Sure, cars do not "run" in the literal interpretation of the term, but for all practical purposes they are better than humans at "running". If we end up with computers that effectively outperform humans in most "intelligent activities" how they achieve it would be incredibly irrelevant.

Comment Re:Survivalists (Score 1) 131

If civilization collapses a few rounds of ammo won't do you any good. Furthermore going alone is the worst plan ever. Band of marauders desperate for food would eventually over run you in no time. The closest thing we have for a guide was the medieval period in which fortified city states were created. Kind of like in Mad Max but each settlement would be substantially larger, in order to assemble a substantive defense force.

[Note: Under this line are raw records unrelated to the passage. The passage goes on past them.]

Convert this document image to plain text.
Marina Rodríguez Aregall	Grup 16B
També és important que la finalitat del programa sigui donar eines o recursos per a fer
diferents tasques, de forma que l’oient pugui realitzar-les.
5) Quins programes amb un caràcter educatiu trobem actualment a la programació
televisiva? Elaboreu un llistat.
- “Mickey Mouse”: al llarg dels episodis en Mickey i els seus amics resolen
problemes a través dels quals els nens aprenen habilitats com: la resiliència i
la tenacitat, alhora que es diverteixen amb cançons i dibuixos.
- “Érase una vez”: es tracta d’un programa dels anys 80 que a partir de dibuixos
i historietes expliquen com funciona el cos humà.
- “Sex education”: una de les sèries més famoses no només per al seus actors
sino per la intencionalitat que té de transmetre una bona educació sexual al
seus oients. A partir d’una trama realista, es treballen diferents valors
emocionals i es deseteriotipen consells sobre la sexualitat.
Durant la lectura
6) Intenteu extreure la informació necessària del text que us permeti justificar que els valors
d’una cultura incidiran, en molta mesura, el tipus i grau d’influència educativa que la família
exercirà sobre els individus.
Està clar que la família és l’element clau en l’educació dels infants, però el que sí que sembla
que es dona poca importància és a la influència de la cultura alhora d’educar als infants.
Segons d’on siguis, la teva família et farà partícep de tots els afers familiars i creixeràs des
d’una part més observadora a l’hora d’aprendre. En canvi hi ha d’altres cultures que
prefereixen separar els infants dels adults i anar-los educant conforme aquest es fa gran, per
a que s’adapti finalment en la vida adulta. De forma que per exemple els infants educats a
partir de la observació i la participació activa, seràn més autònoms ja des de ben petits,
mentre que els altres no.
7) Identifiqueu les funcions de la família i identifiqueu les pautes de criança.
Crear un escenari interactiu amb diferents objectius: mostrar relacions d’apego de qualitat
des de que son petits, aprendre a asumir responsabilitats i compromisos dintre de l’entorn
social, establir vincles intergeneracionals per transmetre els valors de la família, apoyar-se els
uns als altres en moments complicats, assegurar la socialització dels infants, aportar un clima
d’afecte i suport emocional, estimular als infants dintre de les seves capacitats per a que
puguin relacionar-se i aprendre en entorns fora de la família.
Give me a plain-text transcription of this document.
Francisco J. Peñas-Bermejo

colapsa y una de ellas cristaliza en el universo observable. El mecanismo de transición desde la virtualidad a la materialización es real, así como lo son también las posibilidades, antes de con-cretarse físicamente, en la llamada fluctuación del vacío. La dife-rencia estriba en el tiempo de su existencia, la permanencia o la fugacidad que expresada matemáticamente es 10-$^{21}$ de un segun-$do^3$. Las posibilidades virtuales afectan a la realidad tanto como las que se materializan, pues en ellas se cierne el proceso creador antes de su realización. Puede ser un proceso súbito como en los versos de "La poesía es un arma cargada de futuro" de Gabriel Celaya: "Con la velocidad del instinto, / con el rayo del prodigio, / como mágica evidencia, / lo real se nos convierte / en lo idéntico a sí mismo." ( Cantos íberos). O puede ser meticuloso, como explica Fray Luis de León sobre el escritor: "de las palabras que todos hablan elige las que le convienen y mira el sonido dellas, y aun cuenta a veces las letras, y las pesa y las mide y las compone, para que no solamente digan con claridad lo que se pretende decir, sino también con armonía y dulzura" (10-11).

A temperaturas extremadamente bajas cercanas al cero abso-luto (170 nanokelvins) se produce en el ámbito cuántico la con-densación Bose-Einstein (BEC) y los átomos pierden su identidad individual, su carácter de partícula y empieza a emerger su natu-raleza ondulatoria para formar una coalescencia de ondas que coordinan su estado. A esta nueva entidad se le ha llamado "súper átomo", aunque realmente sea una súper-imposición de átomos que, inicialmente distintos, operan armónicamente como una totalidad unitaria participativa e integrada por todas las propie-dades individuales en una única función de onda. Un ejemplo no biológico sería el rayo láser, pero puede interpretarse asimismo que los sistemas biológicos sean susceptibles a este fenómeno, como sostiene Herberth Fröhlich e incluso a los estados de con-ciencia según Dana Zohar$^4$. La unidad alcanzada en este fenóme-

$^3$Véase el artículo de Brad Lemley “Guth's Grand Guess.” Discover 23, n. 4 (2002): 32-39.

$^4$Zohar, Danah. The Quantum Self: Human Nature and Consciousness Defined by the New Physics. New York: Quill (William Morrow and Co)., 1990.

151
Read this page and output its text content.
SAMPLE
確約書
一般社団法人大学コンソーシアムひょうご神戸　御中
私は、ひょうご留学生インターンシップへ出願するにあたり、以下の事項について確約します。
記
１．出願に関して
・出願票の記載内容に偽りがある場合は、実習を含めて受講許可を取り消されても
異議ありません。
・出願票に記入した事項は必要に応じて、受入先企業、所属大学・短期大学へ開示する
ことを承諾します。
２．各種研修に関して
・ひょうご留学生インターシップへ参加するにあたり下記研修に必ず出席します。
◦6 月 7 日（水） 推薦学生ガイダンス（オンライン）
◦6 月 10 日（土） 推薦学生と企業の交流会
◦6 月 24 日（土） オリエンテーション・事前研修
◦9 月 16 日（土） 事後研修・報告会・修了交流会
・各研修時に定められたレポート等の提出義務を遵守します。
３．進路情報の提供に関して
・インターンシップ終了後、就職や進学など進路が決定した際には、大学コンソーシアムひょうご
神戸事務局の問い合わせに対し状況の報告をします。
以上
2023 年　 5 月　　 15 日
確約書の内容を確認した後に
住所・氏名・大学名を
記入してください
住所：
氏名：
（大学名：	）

Comment Re:Unstoppable? (Score 1) 784

Actually when planes stopped flying during 9/11 the temperature drop noticeably. The short term correlation between C02 and temperature is rather weak (this remains a Nobel prize caliber puzzle for whoever can explain this), which also suggests that rapid decreases could potentially be felt rather early.

Climate change is a reality and scientific consensus, long-into-the-future predictions of gloom and doom are speculations over which little is (yet) known.

Comment Unstoppable? (Score 1) 784

West Antarctica appears to have begun and is almost certainly unstoppable,

The "unstoppable" part is gratuitous and meant to create a sense of urgency. The melting is supposed to take place over hundreds of years, so if by some miracle of science we could reduce C02 production by 50% in 30 years, likely the melting process would stop. If only we had a clean source(s) of energy growing exponentially that could replace fossil fuels. I don't know something powered by either nuclear fusion on Earth or fission high above in outer space where it is safe to store a massive fission reactor from which we could collect energy in the form of radiation.